Projects¶
Prefect projects are the recommended way to organize and manage Prefect deployments; projects provide a minimally opinionated, transparent way to organize your code and configuration so that its easy to debug.
A project is a directory of code and configuration for your workflows that can be customized for portability.
The main components of a project are 3 files:
deployment.yaml
: a YAML file that can be used to specify settings for one or more flow deploymentsprefect.yaml
: a YAML file that contains procedural instructions for building artifacts for this project's deployments, pushing those artifacts, and retrieving them at runtime by a Prefect worker.prefect/
: a hidden directory that designates the root for your project; basic metadata about the workflows within this project are stored here
Projects require workers
Note that using a project to manage your deployments requires the use of workers.

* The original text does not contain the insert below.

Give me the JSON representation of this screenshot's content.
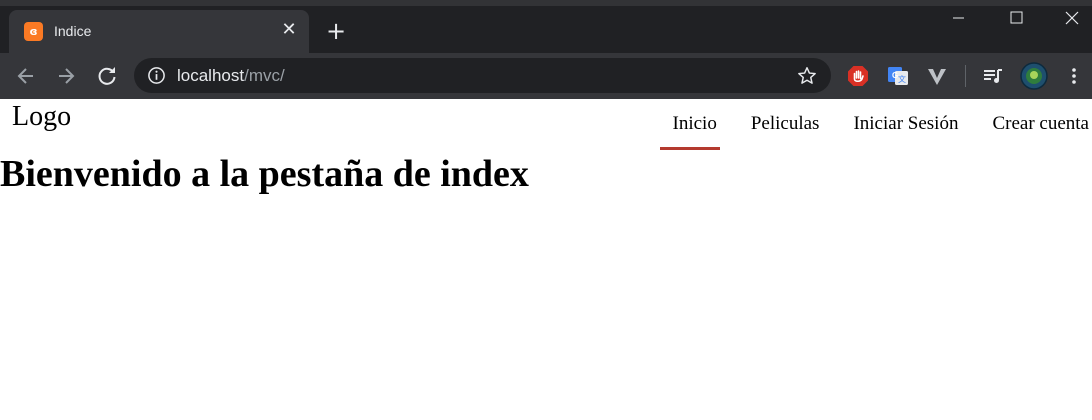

This tutorial assumes that you have already set up two work pools, each with a worker, which only requires a single CLI command for each:
- Local:
prefect worker start -t process -p local-work
- Docker:
prefect worker start -t docker -p docker-work
Each command will automatically create an appropriately typed work pool with default settings.
Initializing a project¶
Initializing a project is simple: within any directory that you plan to develop flow code, run:
$ prefect project init
Note that you can safely run this command in a non-empty directory where you already have work, as well.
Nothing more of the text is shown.